Back in early February I fell into the deepest depression I had ever experienced in my entire life. I had no interest in anything. I felt like I was just waking up everyday and playing a part. Growing up, I had never learned to cope with pain or my emotions and as I grew older and the problems became bigger; I had no idea what to do. Everything felt like the world was collapsing; it got to the point where I felt like I was suffocating from the inside. I felt the most alone and isolated that I have ever felt in my entire life.
I ended up calling my friend Kayley, a sister in my sorority that had quickly become a friend and telling her how I was feeling. How I felt like I was losing touch with myself, how worthless I had been made to feel, how everyone I knew and loved had deserted me in a way, how I felt so alone that I didn’t know if I was going to be okay.
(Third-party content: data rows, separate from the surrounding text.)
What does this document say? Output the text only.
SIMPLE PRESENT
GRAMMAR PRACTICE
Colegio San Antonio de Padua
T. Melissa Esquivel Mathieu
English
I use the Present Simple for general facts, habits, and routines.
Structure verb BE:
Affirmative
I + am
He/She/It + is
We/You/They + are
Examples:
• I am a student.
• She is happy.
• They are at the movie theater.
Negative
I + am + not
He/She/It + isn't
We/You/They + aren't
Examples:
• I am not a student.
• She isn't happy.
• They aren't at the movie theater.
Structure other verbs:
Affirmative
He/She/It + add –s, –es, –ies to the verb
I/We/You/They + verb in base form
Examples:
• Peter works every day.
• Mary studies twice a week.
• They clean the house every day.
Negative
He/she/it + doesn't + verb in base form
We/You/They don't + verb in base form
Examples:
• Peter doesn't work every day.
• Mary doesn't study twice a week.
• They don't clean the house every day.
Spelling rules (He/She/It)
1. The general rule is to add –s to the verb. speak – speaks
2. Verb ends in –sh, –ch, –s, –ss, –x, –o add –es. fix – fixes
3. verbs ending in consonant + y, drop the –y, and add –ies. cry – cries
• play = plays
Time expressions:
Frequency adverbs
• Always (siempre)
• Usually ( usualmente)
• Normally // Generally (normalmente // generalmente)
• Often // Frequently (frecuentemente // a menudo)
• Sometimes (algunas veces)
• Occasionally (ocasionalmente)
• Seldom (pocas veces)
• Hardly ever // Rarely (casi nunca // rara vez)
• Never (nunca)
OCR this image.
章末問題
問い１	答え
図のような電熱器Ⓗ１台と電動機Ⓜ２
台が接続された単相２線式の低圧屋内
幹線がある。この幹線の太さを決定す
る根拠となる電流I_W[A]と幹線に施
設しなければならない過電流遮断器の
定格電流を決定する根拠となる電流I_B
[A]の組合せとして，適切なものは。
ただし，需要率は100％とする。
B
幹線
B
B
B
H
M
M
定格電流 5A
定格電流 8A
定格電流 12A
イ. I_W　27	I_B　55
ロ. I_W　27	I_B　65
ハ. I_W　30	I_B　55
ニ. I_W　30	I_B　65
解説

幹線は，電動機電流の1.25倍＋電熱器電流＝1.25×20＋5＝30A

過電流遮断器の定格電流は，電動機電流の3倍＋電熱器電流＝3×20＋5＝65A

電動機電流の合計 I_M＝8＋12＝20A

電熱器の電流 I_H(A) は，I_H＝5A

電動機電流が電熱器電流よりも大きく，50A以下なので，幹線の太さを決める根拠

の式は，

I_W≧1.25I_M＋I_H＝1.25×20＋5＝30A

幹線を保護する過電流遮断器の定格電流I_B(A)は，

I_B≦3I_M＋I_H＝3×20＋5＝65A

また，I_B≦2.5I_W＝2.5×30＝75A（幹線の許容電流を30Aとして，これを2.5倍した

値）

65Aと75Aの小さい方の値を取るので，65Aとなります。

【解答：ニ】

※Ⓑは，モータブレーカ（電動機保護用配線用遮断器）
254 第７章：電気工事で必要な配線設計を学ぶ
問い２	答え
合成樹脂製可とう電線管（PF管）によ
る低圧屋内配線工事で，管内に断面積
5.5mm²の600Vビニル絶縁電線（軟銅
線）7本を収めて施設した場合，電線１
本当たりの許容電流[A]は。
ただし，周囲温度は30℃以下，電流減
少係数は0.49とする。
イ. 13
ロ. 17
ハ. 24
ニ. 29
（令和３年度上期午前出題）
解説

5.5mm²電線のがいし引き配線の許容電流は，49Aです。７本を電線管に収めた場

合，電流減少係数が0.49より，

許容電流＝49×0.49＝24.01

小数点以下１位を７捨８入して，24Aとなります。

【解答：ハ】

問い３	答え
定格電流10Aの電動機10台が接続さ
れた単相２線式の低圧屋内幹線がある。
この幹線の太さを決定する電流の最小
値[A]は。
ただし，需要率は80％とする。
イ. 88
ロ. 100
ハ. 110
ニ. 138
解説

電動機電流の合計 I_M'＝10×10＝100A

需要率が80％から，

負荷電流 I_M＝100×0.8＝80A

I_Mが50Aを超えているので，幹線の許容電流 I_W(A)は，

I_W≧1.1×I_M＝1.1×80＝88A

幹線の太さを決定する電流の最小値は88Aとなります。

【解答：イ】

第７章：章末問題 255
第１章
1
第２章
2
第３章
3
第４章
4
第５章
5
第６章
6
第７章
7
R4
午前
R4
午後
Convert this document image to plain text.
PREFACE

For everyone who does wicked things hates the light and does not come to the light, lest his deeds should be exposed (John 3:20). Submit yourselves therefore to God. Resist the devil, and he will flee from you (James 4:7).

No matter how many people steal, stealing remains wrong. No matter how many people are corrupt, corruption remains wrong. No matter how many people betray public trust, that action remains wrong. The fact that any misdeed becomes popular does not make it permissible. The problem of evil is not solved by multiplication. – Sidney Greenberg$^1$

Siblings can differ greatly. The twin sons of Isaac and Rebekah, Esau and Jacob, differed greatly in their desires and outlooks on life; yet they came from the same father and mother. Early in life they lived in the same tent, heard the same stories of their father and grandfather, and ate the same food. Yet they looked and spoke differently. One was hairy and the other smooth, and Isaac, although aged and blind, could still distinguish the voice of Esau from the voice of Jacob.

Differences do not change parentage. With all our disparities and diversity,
Kayley proceeded to give me the best life advice I have ever received. She told me to stop rushing. A habit I was fairly good at, since rushing into things was how I operated my life. She told me that after everything that happened in my life the past several months, I needed to get back in touch with myself.
With Kayley’s advice, she told me to sit down and write out a list of questions. The questions were supposed to be things that I wanted to be able to answer about myself. The hard questions you try to avoid asking yourself. After that phone call I sat down at my apartment desk and stared at a piece of paper. Eventually, twelve questions landed on it without me even thinking.
It stunned me that there were twelve questions about myself that I had no clue how to answer. As of today (April 8th, 2020 at 10:21 a.m.), this will be the first time I look at that list again.
Q1. Why do I feel like I have to be perfect at everything I do?
Q2. Why can’t I allow people to love me?
Q3. Why does commitment scare me so badly? Aside from growing up in the environment I did and watching my parents not get along very often.
Q4. Why do I crave the amount of attention I do from a significant other/person I am talking to?
Q5. What type of person do I aspire to be and how does that conflict with my current self/what I am doing now? How can I become the person I want to be?
Q6. What do I put so much emphasis on the expectations others have for me? Why do I feel the need to be good enough for other people?
Q7. Why do I second-guess every choice that I make? Why do I seek validation from others that it was the correct choice?
Q8. Why do I have such a difficult time communicating my feelings?
Q9. Why does not having a set plan for the future cause me fear and anxiety? Why can I not be okay with certain aspects of my future containing a question mark right now?
Q10. Think about the last time I really felt like myself. Like I didn’t have to pretend to be someone I was not. Who was I around? What was I doing? How did I feel?
Q11. Why am I so scared of being alone/ending up alone? Why am I not content with being by myself?
Q12. What hobbies do I have that make me truly happy?
Looking back at these questions now, I have answers for several of them. But it took a lot of soul-searching to get to that point. Progress is not made in a day and the difference between February me and the me I am now is simple. Time changes people. Time allows people to reflect on the past and try to make the present better. Time is a magical thing and time is the reason I keep growing.
I’ve had a lot of shit happen in the past several months, but I am watching myself become more me everyday. To me, that’s a victory in itself. Progress takes time, but the best things life have to offer normally do.
You just have to learn to be patient with the process and yourself.
I dare you to make your own list of hard questions. Dig deep. Figure out the hidden truths of yourself. Challenge yourself and your personal growth.